Примерно так же рассуждали, недоумевая, и Аркадий с Евдокимом и Иваном, когда впервые услышали о месте постройки памятника.
— Да ведь Проживальский завещал только схоронить там, на берегу Иссык-Куля! — бурчал Аркадин. — А насчет памятника — ничего! Даже, наоборот, велел сделать самую что ни на есть коротенькую отметочку на кресте…
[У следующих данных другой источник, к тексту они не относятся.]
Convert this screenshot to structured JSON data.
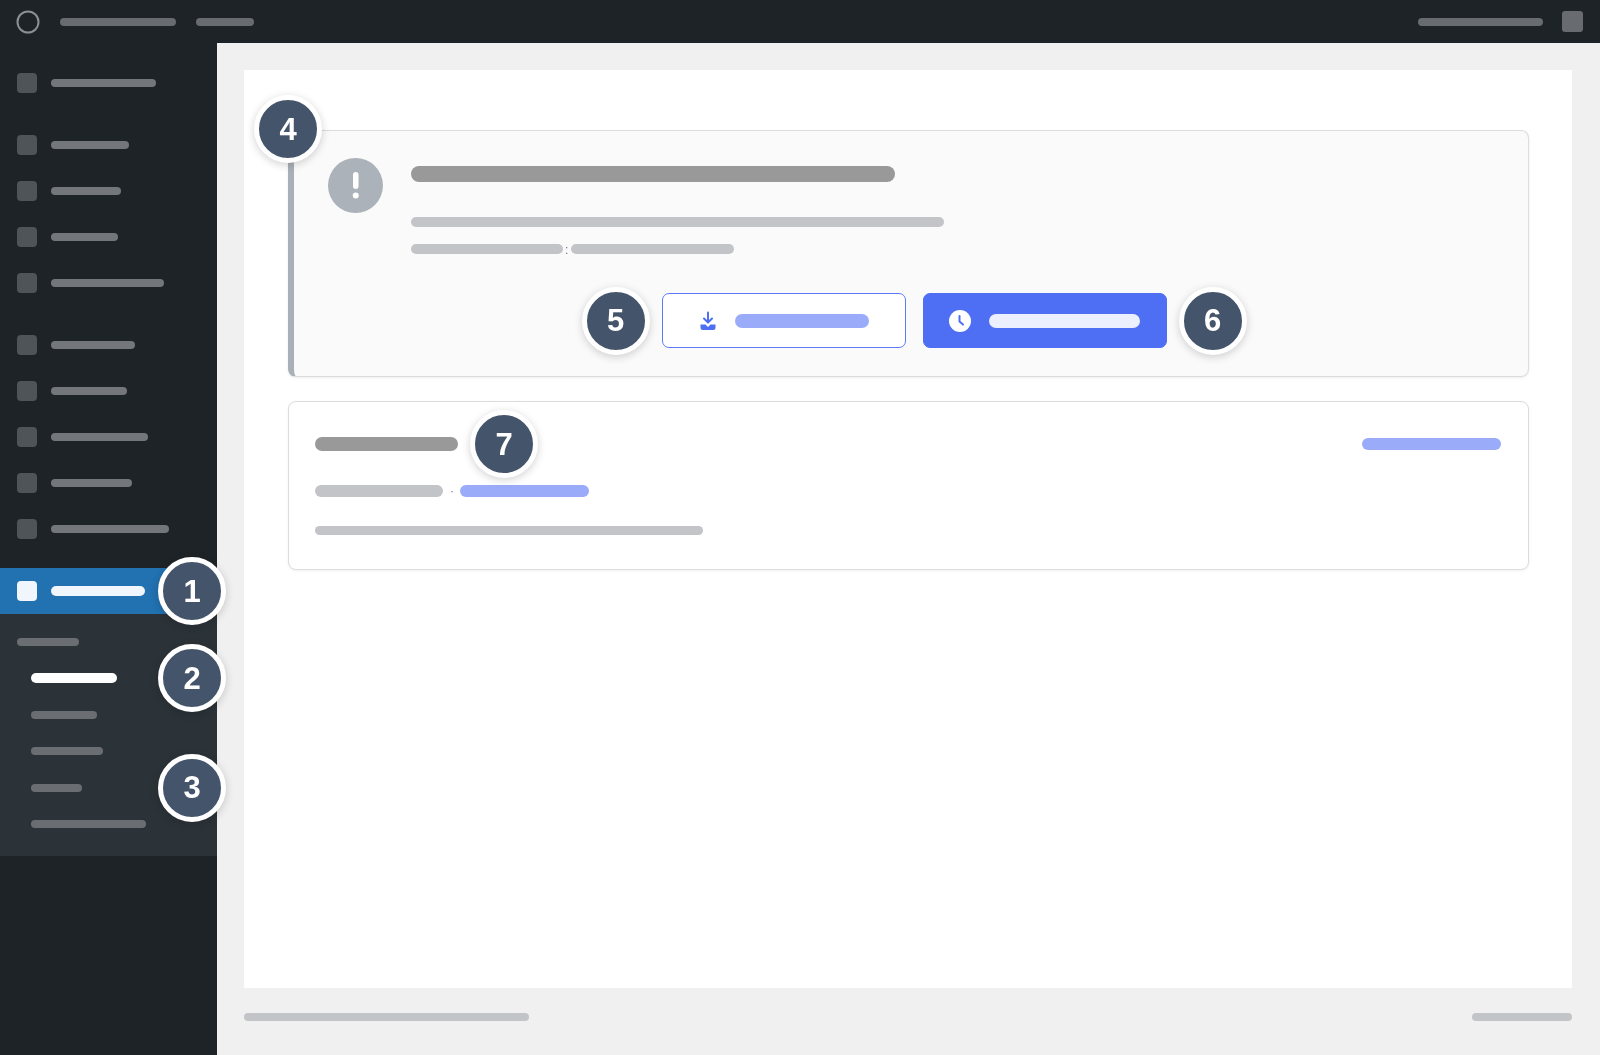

Всем было известно предсмертное завещание Николая Михайловича: похоронить его непременно на берегу озера, но так, чтобы могилу не могло размыть водой; надпись на могиле сделать совсем простую: «Путешественник Н. М. Пржевальский»; в гроб положить в походной одежде; тело не подвергать вскрытию…
Евдоким шевелил бровями, топтался по обыкновению:
— Чего ж тут, сват… Начальству виднее!
— Виднее! Виднее! Но раз начальство не соблюло эту его последнюю волю, то тогда бы уж могли бы и перенести могилку к памятнику. В город, раз городу дадено его имя навеки. И людям было бы легче подступиться к нему. А то кто ж поедет любоваться памятником в этакую-то даль! Да еще и в стороне от столбовой дороги. Это ж почесть все едино что взгромоздить памятник где-то аж в китайской песчаной сухой пустыне, где он путешествовал.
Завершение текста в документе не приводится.